Group-Level Defaults¶
Groups in device.json can define a default auto_recovery object. Containers inherit this configuration all-or-nothing: if a container has its own auto_recovery in run.json, it is used entirely; otherwise the group's default applies. No field-level merging is performed. The default app group ships with an on-failure recovery policy.
Lifecycle Control¶
Containers with restart_policy: "container" can be stopped, started, and restarted at runtime via the control socket. Containers with restart_policy: "system" cannot be controlled this way — they require a system-level transition (reboot or update).
Stop¶
Stopping a container via the API is fundamentally different from a crash. It sets the user_stopped flag on the container's auto-recovery state, which tells the recovery engine to leave the container stopped. No retry counters are consumed and no backoff policy is triggered — even for containers with max_retries: 0 that would normally go to backoff on first crash.

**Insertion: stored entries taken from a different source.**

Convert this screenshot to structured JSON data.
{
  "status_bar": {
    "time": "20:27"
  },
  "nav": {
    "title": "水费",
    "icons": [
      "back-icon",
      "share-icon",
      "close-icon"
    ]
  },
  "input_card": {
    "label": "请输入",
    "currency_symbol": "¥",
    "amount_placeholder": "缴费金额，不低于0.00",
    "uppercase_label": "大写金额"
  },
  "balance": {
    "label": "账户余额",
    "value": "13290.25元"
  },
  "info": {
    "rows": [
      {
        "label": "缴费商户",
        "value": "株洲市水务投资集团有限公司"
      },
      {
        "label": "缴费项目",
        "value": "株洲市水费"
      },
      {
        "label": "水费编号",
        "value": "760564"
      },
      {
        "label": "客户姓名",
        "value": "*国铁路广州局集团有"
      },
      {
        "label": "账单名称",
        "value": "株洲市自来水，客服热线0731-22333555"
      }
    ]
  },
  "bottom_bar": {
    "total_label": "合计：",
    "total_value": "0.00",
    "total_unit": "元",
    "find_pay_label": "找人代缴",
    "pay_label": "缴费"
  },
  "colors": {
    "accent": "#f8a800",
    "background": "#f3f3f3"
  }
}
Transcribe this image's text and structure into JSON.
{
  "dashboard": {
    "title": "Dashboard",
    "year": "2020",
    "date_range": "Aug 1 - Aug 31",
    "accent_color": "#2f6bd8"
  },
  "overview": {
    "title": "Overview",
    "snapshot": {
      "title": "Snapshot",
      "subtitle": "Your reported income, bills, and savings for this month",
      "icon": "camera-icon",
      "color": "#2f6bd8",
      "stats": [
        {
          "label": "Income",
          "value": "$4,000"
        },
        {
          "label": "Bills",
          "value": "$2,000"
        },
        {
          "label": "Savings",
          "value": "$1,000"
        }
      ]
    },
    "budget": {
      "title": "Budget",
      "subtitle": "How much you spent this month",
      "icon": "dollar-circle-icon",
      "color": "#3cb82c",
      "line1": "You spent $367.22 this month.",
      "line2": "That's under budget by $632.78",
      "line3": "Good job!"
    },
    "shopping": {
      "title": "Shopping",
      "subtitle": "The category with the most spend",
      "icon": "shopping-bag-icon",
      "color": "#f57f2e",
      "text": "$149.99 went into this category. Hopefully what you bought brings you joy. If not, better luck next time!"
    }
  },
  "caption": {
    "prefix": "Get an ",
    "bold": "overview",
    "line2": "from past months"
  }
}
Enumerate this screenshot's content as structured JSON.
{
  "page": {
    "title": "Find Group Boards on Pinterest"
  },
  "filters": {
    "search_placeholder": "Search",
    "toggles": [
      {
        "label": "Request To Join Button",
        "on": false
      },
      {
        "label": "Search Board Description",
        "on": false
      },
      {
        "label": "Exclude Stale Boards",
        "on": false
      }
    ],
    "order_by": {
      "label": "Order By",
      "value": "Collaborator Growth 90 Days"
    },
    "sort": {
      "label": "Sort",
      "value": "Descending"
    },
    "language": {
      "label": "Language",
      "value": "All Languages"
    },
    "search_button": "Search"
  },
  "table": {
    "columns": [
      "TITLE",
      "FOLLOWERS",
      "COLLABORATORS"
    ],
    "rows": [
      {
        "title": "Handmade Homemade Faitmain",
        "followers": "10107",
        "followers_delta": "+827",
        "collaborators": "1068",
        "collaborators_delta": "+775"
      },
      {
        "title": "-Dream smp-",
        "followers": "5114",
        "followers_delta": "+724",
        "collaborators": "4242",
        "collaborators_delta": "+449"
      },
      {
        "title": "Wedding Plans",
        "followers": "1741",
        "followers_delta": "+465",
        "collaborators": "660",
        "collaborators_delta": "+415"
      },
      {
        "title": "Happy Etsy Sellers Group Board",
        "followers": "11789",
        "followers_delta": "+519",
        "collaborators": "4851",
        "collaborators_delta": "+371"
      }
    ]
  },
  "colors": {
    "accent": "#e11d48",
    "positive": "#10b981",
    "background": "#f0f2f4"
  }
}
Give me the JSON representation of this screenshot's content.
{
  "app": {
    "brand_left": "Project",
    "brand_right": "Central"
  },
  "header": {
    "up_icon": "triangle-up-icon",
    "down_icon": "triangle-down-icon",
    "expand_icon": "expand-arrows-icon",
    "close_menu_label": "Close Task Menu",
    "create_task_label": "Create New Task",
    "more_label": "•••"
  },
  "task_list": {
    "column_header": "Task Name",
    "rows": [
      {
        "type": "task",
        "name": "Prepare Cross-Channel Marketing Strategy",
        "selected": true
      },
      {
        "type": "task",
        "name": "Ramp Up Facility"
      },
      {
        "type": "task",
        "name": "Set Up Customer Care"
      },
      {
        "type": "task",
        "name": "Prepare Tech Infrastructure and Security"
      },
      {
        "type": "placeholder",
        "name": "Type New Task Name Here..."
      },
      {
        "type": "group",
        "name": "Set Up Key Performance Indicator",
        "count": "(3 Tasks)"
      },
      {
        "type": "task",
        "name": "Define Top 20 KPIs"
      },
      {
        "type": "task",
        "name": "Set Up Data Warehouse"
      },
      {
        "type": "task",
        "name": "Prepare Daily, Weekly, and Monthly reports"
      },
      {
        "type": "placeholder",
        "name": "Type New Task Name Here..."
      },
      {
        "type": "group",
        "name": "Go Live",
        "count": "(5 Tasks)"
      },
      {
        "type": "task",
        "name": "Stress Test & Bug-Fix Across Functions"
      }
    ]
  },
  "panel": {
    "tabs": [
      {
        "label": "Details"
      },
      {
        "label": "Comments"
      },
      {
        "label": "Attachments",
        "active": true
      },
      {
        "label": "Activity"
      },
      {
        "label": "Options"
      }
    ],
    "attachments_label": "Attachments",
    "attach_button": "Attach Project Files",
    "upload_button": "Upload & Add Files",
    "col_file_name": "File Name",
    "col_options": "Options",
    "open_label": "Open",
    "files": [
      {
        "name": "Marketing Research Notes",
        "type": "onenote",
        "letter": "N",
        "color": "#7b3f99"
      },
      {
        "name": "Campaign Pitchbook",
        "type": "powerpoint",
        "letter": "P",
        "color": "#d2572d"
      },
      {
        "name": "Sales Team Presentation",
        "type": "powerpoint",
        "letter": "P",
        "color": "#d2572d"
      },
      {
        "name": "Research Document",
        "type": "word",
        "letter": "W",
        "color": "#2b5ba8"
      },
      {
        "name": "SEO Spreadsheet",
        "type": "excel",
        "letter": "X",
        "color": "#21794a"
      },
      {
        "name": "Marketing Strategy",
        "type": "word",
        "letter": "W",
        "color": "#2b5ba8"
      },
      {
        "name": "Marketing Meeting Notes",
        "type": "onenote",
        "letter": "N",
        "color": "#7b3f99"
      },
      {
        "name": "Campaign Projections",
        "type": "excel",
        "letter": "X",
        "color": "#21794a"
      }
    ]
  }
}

When a container transitions to STOPPED, its volumes are unmounted. This ensures clean state for a subsequent start.
Start¶
Starting a previously stopped container clears the user_stopped flag and transitions the container to INSTALLED, which triggers the normal engine lifecycle: volumes are mounted, drivers are loaded, and the container process is started. Auto-recovery is fully restored with its original configuration.
Restart¶
Restart force-stops the container and resets the auto-recovery retry counter to zero. For containers with auto-recovery configured, the recovery engine picks up the stopped container and restarts it through the standard recovery path (respecting retry delays and backoff). For containers without auto-recovery, the restart transitions the container directly to INSTALLED for an immediate start.
Drivers¶
Containers can reference the BSP managed drivers as required, optional or manual.
- required: these drivers will be loaded as soon as container is STARTED. The revision will fail if the drivers are not enabled through BSP as managed drivers.
- optional: these drivers will be loaded as soon as container is STARTED too. In this case the revision will not fail if the drivers are not defined in the BSP.
- manual: drivers can be loaded from within containers trough local control. The success or failure of loading drivers using the REST API will not determine whether a revision fails or not, but the calls will return an error response if necessary.
Loggers¶
Containers, by default, will automatically direct these logs from the container to the Log Server:
- syslog
- messages
- lxc log
- lxc console
This list can be expanded to other files using the state JSON.
Service Mesh¶
Containers can expose services to each other and consume services from other containers through xconnect, Pantavisor's built-in service mesh. Providers declare services in a services.json manifest; consumers declare requirements in their run.json. The pv-xconnect daemon handles mediation and resource injection at runtime, supporting Unix sockets, REST, D-Bus, DRM, and Wayland.